Papst Johannes Paul II. hatte schon im September 1995 an die deutschen Bischöfe über das staatliche Regelungssystem geschrieben: „Das subjektive Bewusstsein der Frau wird dem unabdingbaren Lebensrecht des Kindes übergeordnet.“ Deshalb könnten kirchliche Stellen nicht an einer solchen Beratung mitwirken, bei der Leben oder Tod des Ungeborenen in das freie Ermessen der Schwangeren gestellt wird.

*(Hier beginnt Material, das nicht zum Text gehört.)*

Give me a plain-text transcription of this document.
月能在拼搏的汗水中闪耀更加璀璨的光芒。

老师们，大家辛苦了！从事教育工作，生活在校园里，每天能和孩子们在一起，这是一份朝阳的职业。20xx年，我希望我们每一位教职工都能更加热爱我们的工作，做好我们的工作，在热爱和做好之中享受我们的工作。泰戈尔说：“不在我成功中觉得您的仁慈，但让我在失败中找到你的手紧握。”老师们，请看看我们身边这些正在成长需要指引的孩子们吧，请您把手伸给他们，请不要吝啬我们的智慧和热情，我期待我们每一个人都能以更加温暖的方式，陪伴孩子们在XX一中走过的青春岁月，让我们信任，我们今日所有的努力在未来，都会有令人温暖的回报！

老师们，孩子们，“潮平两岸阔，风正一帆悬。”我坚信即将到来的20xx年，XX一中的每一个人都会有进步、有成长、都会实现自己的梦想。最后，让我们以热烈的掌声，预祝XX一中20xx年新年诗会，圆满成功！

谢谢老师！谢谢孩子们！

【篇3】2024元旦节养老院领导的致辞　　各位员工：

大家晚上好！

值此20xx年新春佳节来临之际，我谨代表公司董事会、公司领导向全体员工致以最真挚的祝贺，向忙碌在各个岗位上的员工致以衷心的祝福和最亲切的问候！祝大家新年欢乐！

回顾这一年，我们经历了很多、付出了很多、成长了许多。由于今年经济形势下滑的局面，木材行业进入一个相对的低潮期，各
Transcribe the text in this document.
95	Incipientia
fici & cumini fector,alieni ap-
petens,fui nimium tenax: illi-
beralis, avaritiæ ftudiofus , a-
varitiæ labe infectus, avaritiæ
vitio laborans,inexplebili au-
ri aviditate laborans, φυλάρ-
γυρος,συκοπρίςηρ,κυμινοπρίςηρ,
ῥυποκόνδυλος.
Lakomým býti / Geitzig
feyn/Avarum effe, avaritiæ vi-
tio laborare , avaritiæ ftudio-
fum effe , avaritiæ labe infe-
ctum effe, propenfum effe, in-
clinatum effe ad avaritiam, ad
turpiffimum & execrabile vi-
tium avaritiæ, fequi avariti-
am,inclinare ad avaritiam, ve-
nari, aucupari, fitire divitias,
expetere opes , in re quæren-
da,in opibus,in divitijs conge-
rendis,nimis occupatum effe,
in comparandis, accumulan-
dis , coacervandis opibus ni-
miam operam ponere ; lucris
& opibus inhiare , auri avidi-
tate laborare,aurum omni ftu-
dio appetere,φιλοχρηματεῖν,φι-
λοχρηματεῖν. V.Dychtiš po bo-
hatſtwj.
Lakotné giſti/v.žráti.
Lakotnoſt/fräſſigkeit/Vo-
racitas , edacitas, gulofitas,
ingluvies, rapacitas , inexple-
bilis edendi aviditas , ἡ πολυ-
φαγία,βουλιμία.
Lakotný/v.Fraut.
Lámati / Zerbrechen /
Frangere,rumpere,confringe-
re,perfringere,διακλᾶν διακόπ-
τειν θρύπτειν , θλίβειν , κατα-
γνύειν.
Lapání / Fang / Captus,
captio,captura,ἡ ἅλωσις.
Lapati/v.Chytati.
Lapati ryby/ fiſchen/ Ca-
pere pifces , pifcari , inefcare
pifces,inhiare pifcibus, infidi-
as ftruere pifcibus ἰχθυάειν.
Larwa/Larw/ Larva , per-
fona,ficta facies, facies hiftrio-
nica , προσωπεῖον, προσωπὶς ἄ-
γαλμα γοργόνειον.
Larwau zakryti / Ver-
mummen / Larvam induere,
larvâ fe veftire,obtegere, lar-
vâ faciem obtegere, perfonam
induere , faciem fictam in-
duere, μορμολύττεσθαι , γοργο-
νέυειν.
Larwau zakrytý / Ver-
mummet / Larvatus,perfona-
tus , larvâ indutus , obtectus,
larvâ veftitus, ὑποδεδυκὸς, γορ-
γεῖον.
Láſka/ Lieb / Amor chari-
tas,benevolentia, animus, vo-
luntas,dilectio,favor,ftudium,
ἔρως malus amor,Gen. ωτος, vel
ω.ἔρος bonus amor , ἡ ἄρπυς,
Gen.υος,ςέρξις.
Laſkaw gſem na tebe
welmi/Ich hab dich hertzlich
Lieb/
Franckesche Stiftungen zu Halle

Auch die Charakterisierung des staatlichen Gesetzes als „Ja und Nein zum Lebensschutz“ stammt vom damaligen Papst. Dieser Widerspruch findet sich in den rechtlichen Kategorien wider: Entscheidung und Vollzug einer Abtreibung nach der Beratungsregelung gilt als (grund-)„rechtswidrig“, weil damit das unantastbare Lebensrecht nach Grundgesetz Art. 2 ausgehebelt wird. Zugleich wird für diese „Straftat gegen das Leben“ Straffreiheit gewährt. Dagegen hatte das Verfassungsgericht bestimmt: Für den Gesetzgeber ist es nicht zulässig, „auf den Einsatz des Strafrechts und die davon ausgehende Schutzwirkung für das menschliche Leben zu verzichten“.

Mit diesen Rechtswidersprüchen wurde eine Verwirrung moralischer Urteile eingeleitet. Die Folge war eine Erodierung des öffentlichen Wertebewusstseins für das Lebensrecht der Ungeborenen: Die Bevölkerungsmehrheit ist im Glauben, dass Abtreibungen rechtmäßig erlaubt und ethisch grundsätzlich legitim wären.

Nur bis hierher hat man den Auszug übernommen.